Thursday, May 18, 2006

US Patent 7045811-Artificial Atom Network Using Intersecting Nanowires

The technology of this patent is somewhat similar to a system that Hewlett Packard is working on to enable molecular electronics. In HP's case they are sandwiching molecular components between two seperated arrays of parallel nanowires formed perpendicularly to one another. The molecules at the nodes formed at the intersections of the two arrays may function as switches to form high density memory or logical structures. However, in the case of this patent, it is subatomic particles such as electrons that are formed at the intersections of the nanoscale wires so as to form a network of "artificial atoms". Claim 1 reads:

1. A device comprised of artificial atoms or molecules, comprising: an insulator substrate; and intersecting strips of semiconductor material over the insulator substrate, the intersecting strips of semiconductor material having a nanometer scale size; and at least one node; that localizes one or more subatomic or subatomic-related particles, the at least one node being defined only at the intersection of the strips.

"Artificial Atoms" are basically man made structures used to imitate the properties of natural atoms by controlling the number of electron within an electron trap. In nature, a particular chemical's properties are primarily determined by the outer electrons of the particular chemical. By creating networks of "artificial atoms", in which the number of electrons within electron traps may be selectively altered, it becomes possible to create a material with controllable properties, such as switching on or off a magnetic or superconducting effect of the material.
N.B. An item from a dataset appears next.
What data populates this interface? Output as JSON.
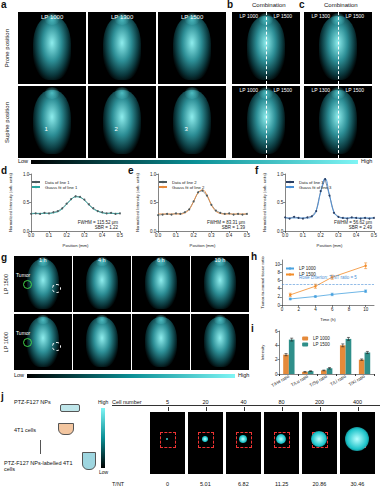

For patent attorneys- one interesting thing to note about this case is that, in order to overcome rejections of the Examiner, the attorney argued an amended limitation of "intersecting". Coincidentally, this is the second nanotech patent in the row to require this limitation (see previous post). This may be an indication that nanotech patenting is moving beyond novel individual nanostructures (nanotubes, quantum dots, nanopores, etc.) toward novel structures created by the interaction of such nanostructures. Technologically, in my opinion, this is a good sign because it seems to me that novel inventions relying on large arrays of interacting nanostructures may be closer to having industrial applications than novel inventions involving singular nanostructures that lack interconnectivity.

Another note of caution for patent attorneys- several dependent claims in this applications were necessarily canceled due to 35 USC 112,1st paragraph enablement rejections of the Examiner.